Cette collection est répartie en plusieurs familles, identifiables grâce à leur code couleur distinctif : bordeaux pour la gamme d’origine africaine (Liberia, Sao Tomé, etc.), rouge pour l’américaine (Pérou, Équateur…), noir pour les chocolats “bretons” (intégrant du lait local, de la fleur de sel de la presqu’île de Rhuys, etc.), vert pour la gamme bien-être — avec, par exemple, du sucre de coco à l’index glycémique inférieur à celui du sucre de betterave français utilisé par ailleurs.

Nutrition et naturalité

Autre terrain d’exploration de longue date pour le MOF : la nutrition et la naturalité. « On va vers une démarche de plus en plus végétale, sans additifs. L’augmentation du coût des matières premières, comme le lait, le beurre, la crème en glacerie, nous oblige à penser et à procéder autrement pour faire aussi bon mais moins gras et moins sucré, avec le meilleur rapport goût/coût. » Ce qui requiert une grande agilité chez les artisans « et une maîtrise technologique des produits, souvent parent pauvre de la formation, pointe Alain Chartier. Par exemple, en cas d’excès de gras, un mélange risque de trancher. »

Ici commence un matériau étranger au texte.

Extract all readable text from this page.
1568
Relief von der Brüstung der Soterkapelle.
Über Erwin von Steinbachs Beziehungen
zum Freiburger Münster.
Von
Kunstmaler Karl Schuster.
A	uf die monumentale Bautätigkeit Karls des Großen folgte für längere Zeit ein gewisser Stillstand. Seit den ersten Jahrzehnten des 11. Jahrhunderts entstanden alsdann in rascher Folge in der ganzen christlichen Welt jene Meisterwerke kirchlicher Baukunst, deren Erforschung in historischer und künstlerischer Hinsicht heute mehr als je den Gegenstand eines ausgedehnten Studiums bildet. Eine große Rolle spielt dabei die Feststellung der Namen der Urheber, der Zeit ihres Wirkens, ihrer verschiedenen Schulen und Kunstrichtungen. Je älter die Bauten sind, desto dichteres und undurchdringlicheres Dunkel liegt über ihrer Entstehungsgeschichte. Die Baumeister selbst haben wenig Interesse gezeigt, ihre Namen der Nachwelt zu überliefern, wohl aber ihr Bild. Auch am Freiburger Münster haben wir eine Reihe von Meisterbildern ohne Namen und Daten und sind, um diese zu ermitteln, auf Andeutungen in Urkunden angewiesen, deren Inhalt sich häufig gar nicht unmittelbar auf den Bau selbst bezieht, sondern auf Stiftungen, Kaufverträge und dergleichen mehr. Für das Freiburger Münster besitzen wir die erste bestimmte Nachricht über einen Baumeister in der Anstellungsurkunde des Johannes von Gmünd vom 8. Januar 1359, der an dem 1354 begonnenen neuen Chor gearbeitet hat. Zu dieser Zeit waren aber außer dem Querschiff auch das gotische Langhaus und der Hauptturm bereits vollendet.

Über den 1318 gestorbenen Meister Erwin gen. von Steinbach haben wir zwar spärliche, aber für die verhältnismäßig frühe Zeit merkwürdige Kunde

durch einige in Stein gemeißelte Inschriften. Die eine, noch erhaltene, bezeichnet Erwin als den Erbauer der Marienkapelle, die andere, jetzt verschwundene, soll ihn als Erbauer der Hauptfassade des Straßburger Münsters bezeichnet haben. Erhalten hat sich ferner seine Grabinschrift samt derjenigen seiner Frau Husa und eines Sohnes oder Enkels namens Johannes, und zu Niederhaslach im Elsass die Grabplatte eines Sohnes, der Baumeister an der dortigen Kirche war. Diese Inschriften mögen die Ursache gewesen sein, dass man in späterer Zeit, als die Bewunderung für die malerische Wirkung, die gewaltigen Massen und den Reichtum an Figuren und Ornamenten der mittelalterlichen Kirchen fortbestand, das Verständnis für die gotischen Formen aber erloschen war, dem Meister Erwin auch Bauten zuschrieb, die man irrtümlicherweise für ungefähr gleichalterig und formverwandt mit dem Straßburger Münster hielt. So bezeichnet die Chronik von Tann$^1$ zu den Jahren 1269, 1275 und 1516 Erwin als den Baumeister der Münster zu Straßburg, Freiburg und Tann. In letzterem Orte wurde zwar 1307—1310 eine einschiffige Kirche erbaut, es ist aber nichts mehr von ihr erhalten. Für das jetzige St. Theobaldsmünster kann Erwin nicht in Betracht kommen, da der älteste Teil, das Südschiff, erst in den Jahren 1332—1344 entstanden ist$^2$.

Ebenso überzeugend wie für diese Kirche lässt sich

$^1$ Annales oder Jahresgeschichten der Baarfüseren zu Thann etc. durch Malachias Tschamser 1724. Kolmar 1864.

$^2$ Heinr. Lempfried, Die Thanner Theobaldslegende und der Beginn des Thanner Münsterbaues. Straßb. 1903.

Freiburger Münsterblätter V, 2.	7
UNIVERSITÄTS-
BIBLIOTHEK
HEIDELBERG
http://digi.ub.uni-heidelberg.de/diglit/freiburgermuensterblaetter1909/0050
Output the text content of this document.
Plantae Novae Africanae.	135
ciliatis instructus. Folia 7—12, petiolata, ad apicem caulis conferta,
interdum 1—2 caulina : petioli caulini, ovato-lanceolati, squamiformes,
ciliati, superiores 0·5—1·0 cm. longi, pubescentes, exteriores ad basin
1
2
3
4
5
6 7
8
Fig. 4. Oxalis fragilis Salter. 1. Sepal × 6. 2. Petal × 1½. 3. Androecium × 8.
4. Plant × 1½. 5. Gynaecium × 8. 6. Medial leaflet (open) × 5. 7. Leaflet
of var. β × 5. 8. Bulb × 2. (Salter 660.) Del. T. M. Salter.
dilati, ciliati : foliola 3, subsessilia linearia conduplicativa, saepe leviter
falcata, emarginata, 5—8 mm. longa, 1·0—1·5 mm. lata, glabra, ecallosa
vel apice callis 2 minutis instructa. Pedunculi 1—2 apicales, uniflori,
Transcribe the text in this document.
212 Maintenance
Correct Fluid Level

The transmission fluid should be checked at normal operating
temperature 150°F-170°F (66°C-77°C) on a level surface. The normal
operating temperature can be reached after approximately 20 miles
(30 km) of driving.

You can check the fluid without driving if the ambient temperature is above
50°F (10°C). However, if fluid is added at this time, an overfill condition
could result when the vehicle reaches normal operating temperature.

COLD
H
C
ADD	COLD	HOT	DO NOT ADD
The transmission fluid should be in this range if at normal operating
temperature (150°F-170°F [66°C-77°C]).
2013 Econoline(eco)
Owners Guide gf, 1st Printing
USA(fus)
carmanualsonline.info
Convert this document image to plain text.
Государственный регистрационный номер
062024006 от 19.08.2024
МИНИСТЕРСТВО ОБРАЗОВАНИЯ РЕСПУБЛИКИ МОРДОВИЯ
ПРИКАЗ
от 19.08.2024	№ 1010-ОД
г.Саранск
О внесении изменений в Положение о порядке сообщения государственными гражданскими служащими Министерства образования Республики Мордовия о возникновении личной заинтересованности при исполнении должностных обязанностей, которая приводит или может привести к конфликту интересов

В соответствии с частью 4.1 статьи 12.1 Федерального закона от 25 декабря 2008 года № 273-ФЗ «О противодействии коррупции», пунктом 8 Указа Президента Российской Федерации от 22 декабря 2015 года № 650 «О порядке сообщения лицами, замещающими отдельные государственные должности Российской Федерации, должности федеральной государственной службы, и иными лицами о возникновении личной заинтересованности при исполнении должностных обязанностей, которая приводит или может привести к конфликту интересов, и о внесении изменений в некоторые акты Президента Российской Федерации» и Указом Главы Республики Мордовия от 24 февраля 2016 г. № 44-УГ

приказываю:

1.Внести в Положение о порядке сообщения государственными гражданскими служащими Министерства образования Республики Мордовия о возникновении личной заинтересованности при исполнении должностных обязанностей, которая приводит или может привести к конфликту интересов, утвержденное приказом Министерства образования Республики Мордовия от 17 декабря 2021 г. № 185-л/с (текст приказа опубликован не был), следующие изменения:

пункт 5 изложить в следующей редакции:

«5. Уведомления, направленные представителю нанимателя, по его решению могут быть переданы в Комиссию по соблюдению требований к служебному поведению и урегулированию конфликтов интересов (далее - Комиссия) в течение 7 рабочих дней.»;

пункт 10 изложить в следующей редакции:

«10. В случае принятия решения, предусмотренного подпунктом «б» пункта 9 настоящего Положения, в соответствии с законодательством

À chaque matière (grasse, humide, sèche) son problème… et sa solution ! Cette expertise, alliée à ses titres, a valu à Alain Chartier de nombreuses missions de formation et de conseil pour des grandes enseignes (dont Valrhona ou La Fruitière du Val Evel). Une activité de consulting toujours d’actualité, comme son engagement dans le métier au sein d’associations, à l’instar de Relais Desserts. Ses laboratoires de production lui permettent aussi de fabriquer des glaces à façon pour d’autres maisons. Autant de collaborations, sources de croissance pour son entreprise et d’innovation pour son travail en nom propre.